Method: An ethnographic research strategy was used, combining patient interviews with non-participant observation of interactions between consumers and pharmacy staff. One week was spent in each of 10 pharmacies.
Results: The study demonstrated that the advice given in a community pharmacy is almost wholly focused on product recommendation and use. Advice-giving varies according to whether consultations concern prescription or non-prescription medicines. When the latter are involved, advice-giving is mostly consumer-led. Consumers' major 'need' for pharmacy services appears to be for information about the effectiveness of products they buy, whilst pharmacists and pharmacy assistants concentrate on providing advice on the safety of medicines.

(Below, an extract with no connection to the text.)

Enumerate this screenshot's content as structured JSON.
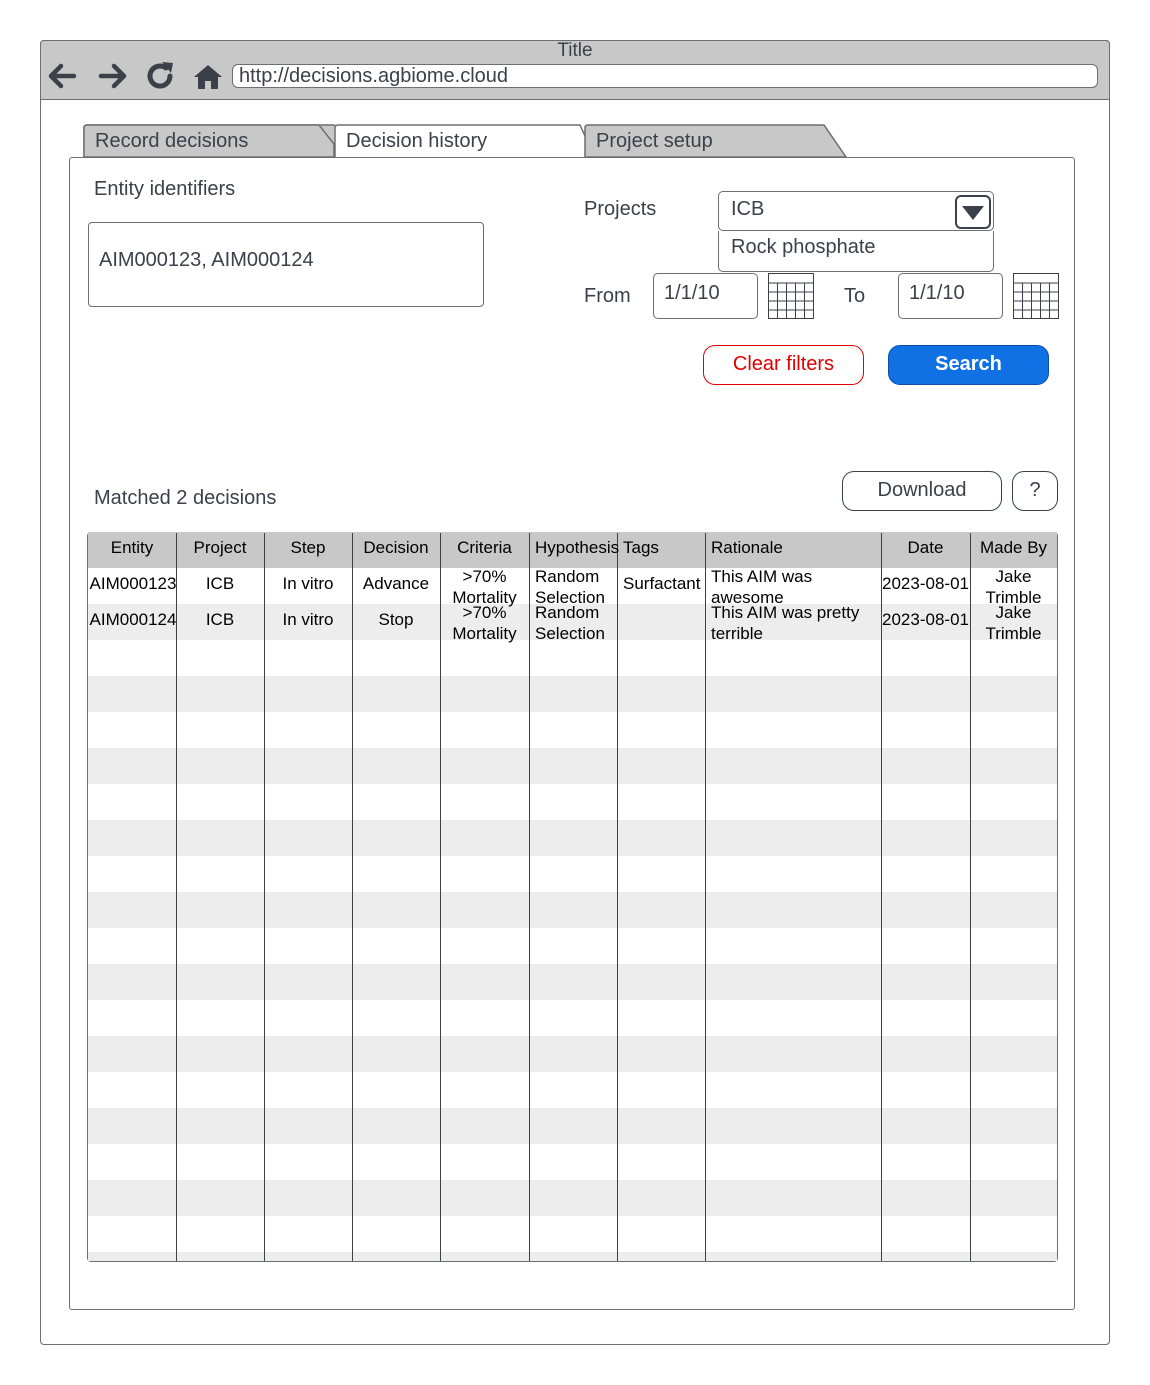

Conclusion: The notion of pharmacists as general health advisors does not appear to be shared by the public and may be at odds with how the public view and use pharmacies. Protocols to guide staff may be improved by including the consumer perspective. Most consumers have previous experience of their ailments and use pharmacies as one of several resources available to them to treat their minor illness, having made their own diagnosis and assessment before entering the pharmacy. The scope for giving new advice is therefore limited. The broader role of community pharmacies merits further attention.